Use proteins as a model for differentiating between breaking IMFs (denaturation) and breaking bonds (digestion)


Everyday foods are an excellent way to introduce important concepts related to protein denaturation and digestion. For example, milk consists of a variety of nutrients, including about 3% proteins. Of these proteins, about 80% consist of the relatively hydrophobic casein proteins that exist in micelles and give milk its cloudiness, with the other approximately 20% of milk proteins consisting of a variety of water-soluble (whey) proteins.

Casein proteins are heat-stable, but will denature below pH 4.6. This can be seen from the familiar milk curdling in acid (buttermilk, ricotta cheese, etc.). These proteins are held together by phosphate groups that bind to calcium ions, linking the casein chains together. When introducing an acid, the ionic interactions between the casein phosphate groups and calcium ions are disrupted, causing the casein proteins to denature. Interestingly, this chemistry is the basis of cheesemaking — caseins are also substrates of the protease rennet, which is added to milk in the early stages of making fresh cheese.

The water-soluble whey proteins are diverse, and many are rich in sulfur. These proteins can be denatured at high temperatures, leading to the formation of milk skin. Whey proteins are not as acid-sensitive as caseins, thus remain in the whey solution during acidification (such as for cheese making). These proteins are still susceptible to other proteases, such as those introduced by bacteria when making yogurt.

An accessible source of protease is meat tenderizer, which includes papain (from papaya) or bromelain (from pineapple).

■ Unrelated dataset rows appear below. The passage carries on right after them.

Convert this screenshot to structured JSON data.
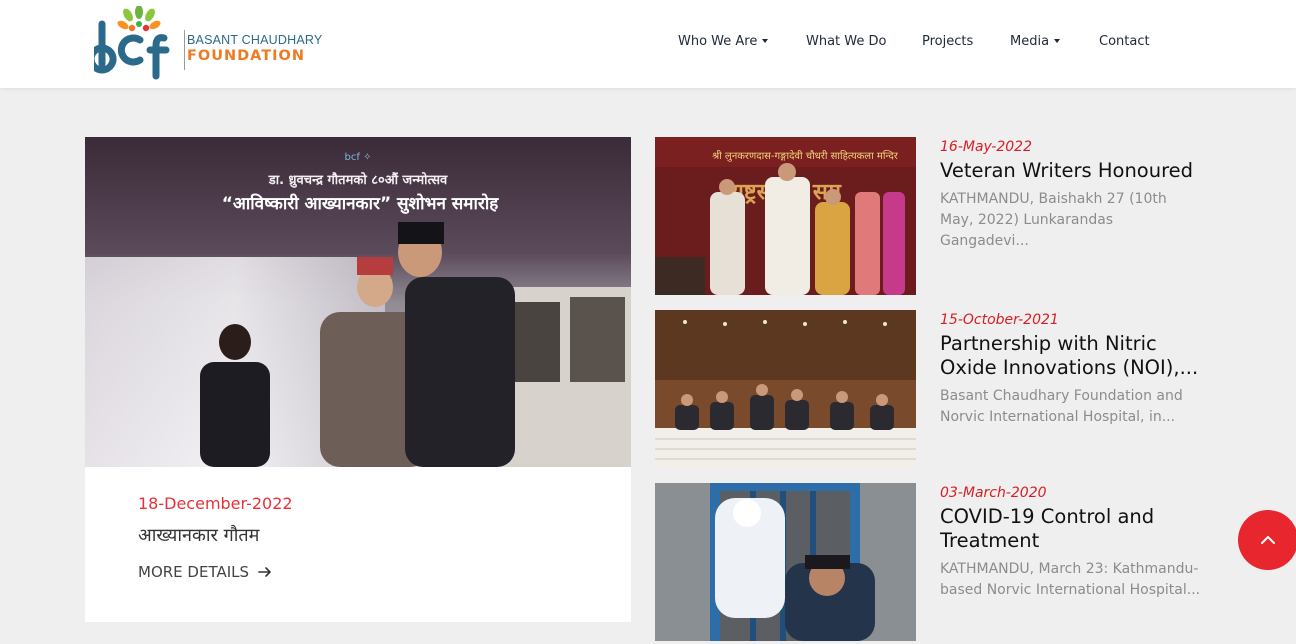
{
  "logo": {
    "line1": "BASANT CHAUDHARY",
    "line2": "FOUNDATION"
  },
  "nav": {
    "items": [
      {
        "label": "Who We Are",
        "dropdown": true
      },
      {
        "label": "What We Do",
        "dropdown": false
      },
      {
        "label": "Projects",
        "dropdown": false
      },
      {
        "label": "Media",
        "dropdown": true
      },
      {
        "label": "Contact",
        "dropdown": false
      }
    ]
  },
  "featured": {
    "date": "18-December-2022",
    "title": "आख्यानकार गौतम",
    "more_label": "MORE DETAILS",
    "image_banner": {
      "line1": "डा. ध्रुवचन्द्र गौतमको ८०औं जन्मोत्सव",
      "line2": "“आविष्कारी आख्यानकार” सुशोभन समारोह"
    }
  },
  "news": [
    {
      "date": "16-May-2022",
      "title": "Veteran Writers Honoured",
      "excerpt": "KATHMANDU, Baishakh 27 (10th May, 2022) Lunkarandas Gangadevi..."
    },
    {
      "date": "15-October-2021",
      "title": "Partnership with Nitric Oxide Innovations (NOI),...",
      "excerpt": "Basant Chaudhary Foundation and Norvic International Hospital, in..."
    },
    {
      "date": "03-March-2020",
      "title": "COVID-19 Control and Treatment",
      "excerpt": "KATHMANDU, March 23: Kathmandu-based Norvic International Hospital..."
    }
  ],
  "colors": {
    "accent_red": "#e8313a",
    "brand_blue": "#2b6a8a",
    "brand_orange": "#ef7a22"
  }
}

These enzymes will cleave caseins over time, and contribute to the coagulation of milk. As such, we are using meat tenderizer as the basis for this experiment.

To take this one step further, look into getting some rennet, an enzyme very commonly used in cheese-making. It can be used in this experiment in similar ways to meat tenderizer.

Review and learn more about proteins  



  • Unseasoned Meat Tenderizer
  • Vinegar
  • Milk

Lab Supplies

  • Test Tubes or small beakers
  • Pipettes or Measuring Spoons
  • Hot plate


Track down unseasoned meat tenderizer, which can be hard to come by in the store. Avoid the seasoned version as the color of the seasoning makes it more difficult to observe your results. You may have to order it online — it is available on Amazon if you can’t find it in your local grocery store.


To make this most relevant to an egg sandwich, consider also getting some rennet, and using it in similar ways to the meat tenderizer in this experiment. This can even be a great inquiry step for students to design their own conditions for testing the effects of rennet and providing the necessary controls.



  1. Fill 6 test tubes each with 5 mL of milk.
  2. To each test tube containing milk, add one of the following substances:
    • 1 mL water
    • 1 mL vinegar
    • 2 g meat tenderizer
    • 1 mL meat tenderizer solution
    • 1 mL boiled meat tenderizer solution
    • 1 mL boiled vinegar
  3. Make observations immediately and over the next 30-60 minutes.

What conclusions can you draw about how acid, heat, and enzymes affect milk protein structure?

Which conditions might be starting to make “cheese?”


Explain the function of water in the experimental design set-up.

How do the boiled additives compare to the original samples? Why were some affected by heat while others were not?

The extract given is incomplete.